テーマ 私たちの目(40座)

2001(平成13)年4月1日


表紙

煩悩障眼雖不見(ぼんのうしょうげんすいふけん)
大悲無倦常照我(だいひむけんじょうしょうが)

煩悩、眼(まなこ)を障(さ)えて見たてまつらずといえども、大悲倦(ものう)きことなく、常に我を照したまう、といえり。

『正信偈』親鸞聖人


煩悩にまなこさへ(え)られて
 摂取の光明みざれども
 大悲ものうきことなくて
 つねにわが身(み)をてらすなり

(念仏の行者は常に弥陀の光明に摂め取られている。)煩悩にさまたげられて、凡眼にはその光明を見ることができないけれども、仏の大悲は倦み疲れることなく、常にわが身を照らすのである。

『高僧和讃」親鸞聖人

住職記

         1、実は見えていない

「あなたは自分のおちゃわんの模様が言えますか?」

という質問に対して、きちん答えられる人はまず、いないといわれます。毎日、しっかりと…、ごはんを食べていながら、そのおちゃわんの模様が言えないくらい、私たちは実は、本当に何も見えていない様です。下記に

「ぼくたちの目ってけっこういいかげんだね」

とありますが、「けっこう」どころか「かなり」と言わねばなりません。

↑『ブッタとシッタカブッタ3』小泉吉宏著より

         2、思い込む

それに、私たちは見えていないという事実に加えて、すぐに思い込んでしまうという癖がある様です。

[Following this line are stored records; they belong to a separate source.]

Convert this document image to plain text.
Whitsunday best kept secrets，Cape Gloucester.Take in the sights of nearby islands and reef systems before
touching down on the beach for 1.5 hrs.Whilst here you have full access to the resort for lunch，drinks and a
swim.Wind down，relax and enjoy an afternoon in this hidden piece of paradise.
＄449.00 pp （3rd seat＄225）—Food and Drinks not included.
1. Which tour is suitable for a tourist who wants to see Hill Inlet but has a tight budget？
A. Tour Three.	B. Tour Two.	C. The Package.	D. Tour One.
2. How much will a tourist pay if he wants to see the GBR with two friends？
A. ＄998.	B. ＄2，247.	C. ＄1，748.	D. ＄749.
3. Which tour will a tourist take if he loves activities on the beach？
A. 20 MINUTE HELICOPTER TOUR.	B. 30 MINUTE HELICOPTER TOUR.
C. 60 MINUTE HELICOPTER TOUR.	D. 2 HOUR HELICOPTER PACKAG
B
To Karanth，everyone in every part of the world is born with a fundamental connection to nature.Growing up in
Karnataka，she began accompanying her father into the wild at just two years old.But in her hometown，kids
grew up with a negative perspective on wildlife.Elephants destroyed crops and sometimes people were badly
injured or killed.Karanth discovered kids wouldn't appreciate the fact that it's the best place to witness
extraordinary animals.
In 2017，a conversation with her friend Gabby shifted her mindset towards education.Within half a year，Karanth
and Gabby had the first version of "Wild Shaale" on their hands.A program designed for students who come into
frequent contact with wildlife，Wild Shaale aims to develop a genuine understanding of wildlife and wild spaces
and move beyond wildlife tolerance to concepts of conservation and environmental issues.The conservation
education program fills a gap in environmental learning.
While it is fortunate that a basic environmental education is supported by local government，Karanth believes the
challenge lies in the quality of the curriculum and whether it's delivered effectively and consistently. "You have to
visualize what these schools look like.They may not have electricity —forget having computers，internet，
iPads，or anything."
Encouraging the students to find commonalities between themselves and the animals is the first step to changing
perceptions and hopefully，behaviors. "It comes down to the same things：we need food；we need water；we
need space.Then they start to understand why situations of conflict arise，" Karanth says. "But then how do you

下の漫画のように

「見てしまう目」

ばかりが発達した大人の私たちは、子どもの時に持っていたはずの

「見ようとする目」

をすっかり失ってしまいました。     

↑『ブッタとシッタカブッタ2』小泉吉宏著より

         3、救われない

そんな私たちは、罪なことに、このような見方と思い込みでしかないにも関わらず、まわりに対して批判ばかりして、人を傷つけています。これでは、私たちはお互いに救われるはずがありません。

         4、現代の教育は

「だから、一生けんめい努力して、ひとつでも多くのことが見えるようにがんぱりなさい」

と現代の教育なら、こんなふうに教えそうです。でも、どうでしょう、それでは、「思い込み」をまたひとつ増やすだけです。

         5、「見てしまう目」から「見ようとする目」の回復

大切なことは、私たちがどこまでも、このような見方と思い込みでしかないという事実に立ち帰り、「見てしまう目」から「見ようとする目」の回復を課題として歩む者になることしかないように思います。

編集追記

煩悩にまなこさへ(え)られて
 摂取の光明みざれども
 大悲ものうきことなくて
 つねにわが身(み)をてらすなり

これは、何処かにいる仏が光を放って、私を照らしてくださるということをイメージするのではない。

仏とは、この私の、真実でない見方、思い込みでしかない事実を知らせ続ける用(はたら)きをいうのであり、不真実(自分)であったという自覚だけが、実は、真実(仏)に出会ったということだと思う。